For instance we could let the path be the straight line which connects the origin to the point $(x_0,y_0)$. If we call this path $\gamma : [0,1] \rightarrow \mathbb{R}^2$ then we can write $\gamma(t) = \langle x_0 t , y_0 t \rangle$ and the line integral becomes,

$$\begin{align*} \int_{C} ydx + xdy &= \int_0^1 y(t) \frac{dx}{dt} dt + x(t) \frac{dy} {dt}dt \\&= \int_{0}^1 (y_0 t) x_0 dt + (x_0t) y_0 dt \\&= x_0 y_0 \int_{0}^1 2 t dt \\&= x_0 y_0 \left[ t^2 \right]_0^1 \\&= x_0 y_0 \end{align*}$$

Answer 2

Properly $\int x \ dy + y \ dx $ is a path integral, so your treatment is not correct as a path is not specified.

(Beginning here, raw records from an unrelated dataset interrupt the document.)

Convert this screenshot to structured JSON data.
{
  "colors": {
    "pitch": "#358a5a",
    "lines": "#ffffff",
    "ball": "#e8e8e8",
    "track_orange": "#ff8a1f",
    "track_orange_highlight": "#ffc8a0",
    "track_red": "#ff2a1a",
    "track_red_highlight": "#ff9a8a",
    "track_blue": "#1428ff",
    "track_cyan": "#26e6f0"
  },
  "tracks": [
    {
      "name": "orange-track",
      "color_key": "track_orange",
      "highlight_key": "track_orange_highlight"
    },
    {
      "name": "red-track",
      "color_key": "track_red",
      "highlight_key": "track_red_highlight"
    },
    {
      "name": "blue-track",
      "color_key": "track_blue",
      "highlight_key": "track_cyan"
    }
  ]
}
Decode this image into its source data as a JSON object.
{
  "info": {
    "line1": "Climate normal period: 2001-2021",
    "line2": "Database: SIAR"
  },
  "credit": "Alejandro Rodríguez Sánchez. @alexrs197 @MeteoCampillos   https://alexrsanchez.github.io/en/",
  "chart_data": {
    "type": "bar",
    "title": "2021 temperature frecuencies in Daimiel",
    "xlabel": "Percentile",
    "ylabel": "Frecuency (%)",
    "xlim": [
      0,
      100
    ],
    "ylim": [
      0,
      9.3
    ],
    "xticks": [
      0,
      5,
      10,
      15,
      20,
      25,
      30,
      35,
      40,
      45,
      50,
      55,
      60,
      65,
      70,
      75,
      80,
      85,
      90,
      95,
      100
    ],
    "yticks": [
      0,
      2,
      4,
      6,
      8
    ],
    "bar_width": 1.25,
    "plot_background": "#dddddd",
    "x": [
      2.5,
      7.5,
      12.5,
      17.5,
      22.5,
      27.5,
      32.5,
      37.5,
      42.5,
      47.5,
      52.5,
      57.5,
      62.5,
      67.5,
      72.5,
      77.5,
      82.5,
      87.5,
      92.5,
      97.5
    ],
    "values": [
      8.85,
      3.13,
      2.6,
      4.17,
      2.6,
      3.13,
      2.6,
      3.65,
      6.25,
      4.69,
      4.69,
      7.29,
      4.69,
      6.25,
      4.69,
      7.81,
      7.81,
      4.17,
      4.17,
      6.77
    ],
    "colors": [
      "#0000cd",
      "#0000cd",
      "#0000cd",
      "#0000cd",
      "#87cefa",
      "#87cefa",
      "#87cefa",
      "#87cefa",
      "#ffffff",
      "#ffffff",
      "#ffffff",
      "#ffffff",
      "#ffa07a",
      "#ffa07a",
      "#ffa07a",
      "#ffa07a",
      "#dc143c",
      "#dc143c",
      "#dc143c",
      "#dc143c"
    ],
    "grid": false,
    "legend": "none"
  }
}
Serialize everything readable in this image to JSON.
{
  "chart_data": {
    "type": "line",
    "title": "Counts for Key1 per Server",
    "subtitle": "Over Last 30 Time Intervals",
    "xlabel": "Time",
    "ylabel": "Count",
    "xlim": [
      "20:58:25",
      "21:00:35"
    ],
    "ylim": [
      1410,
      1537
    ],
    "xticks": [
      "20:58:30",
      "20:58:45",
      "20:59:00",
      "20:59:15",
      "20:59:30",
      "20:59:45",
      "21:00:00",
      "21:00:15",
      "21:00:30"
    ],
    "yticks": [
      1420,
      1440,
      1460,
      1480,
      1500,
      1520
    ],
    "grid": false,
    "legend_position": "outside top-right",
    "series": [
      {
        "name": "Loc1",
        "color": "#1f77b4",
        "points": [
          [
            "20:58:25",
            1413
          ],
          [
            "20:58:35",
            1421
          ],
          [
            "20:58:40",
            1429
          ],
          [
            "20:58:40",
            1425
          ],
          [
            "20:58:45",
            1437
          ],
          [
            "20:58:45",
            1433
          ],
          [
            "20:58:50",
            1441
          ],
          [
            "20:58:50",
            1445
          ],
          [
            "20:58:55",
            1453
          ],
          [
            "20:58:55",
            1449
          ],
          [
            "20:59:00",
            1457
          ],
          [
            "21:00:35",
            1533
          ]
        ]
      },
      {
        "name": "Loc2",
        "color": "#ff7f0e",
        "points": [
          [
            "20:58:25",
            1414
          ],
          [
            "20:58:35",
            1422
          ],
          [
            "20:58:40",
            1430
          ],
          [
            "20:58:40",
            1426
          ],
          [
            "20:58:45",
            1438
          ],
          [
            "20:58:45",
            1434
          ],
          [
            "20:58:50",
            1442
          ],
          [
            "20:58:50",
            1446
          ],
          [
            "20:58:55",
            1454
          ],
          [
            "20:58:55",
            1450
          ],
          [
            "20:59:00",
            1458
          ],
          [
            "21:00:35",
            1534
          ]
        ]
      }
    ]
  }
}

For example, suppose we start at $(x_1,y_1)$ and end at $(x_2,y_2)$ in two line segments, first parallel to the $x$ axis $L_1 : (x_1,y_1) \to (x_2,y_1)$ and then parallel to the $y$ axis $L_2 : (x_2,y_1) \to (x_2,y_2)$.

Then

$$\int_{L_1 + L_2} x \ dy + y \ dx = \int_{L_1 + L_2} d(xy) = [ xy ]_{(x_1,y_1)}^{(x_2,y_2)} = x_2y_2 - x_1y_1$$

And piecewise $$\begin{align} \int_{L_1 + L_2} x \ dy + y \ dx & = \int_{L_1} x \ dy + \int_{L_1} y \ dx + \int_{L_2} x \ dy + \int_{L_2} y \ dx \\ & = \int_{y_1}^{y_1} x \ dy + \int_{x_1}^{x_2} y_1 \ dx + \int_{y_1}^{y_2} x_2 \ dy + \int_{x_2}^{x_2} y \ dx \\ & = \quad 0 \quad\ \ \ \ + y_1(x_2-x_1) + x_2(y_2-y_1) \ + \quad 0 \\ & = x_2y_2 - x_1y_1 \end{align}$$ ...which is consistent.

Answer 3

Thanks a lot for your answer. One last question, the way to identify that it is a line integral is this ? $$ \dfrac{\partial^2 f}{\partial_x \partial_y}=\dfrac{\partial^2 f}{\partial_y \partial_x}\neq0 $$ And if I would have $$ \dfrac{\partial^2 f}{\partial_x \partial_y}=\dfrac{\partial^2 f}{\partial_y \partial_x}=0 $$ It would be valid to simply do $$ \int (f(x,y)) $$ Or I did not get it right?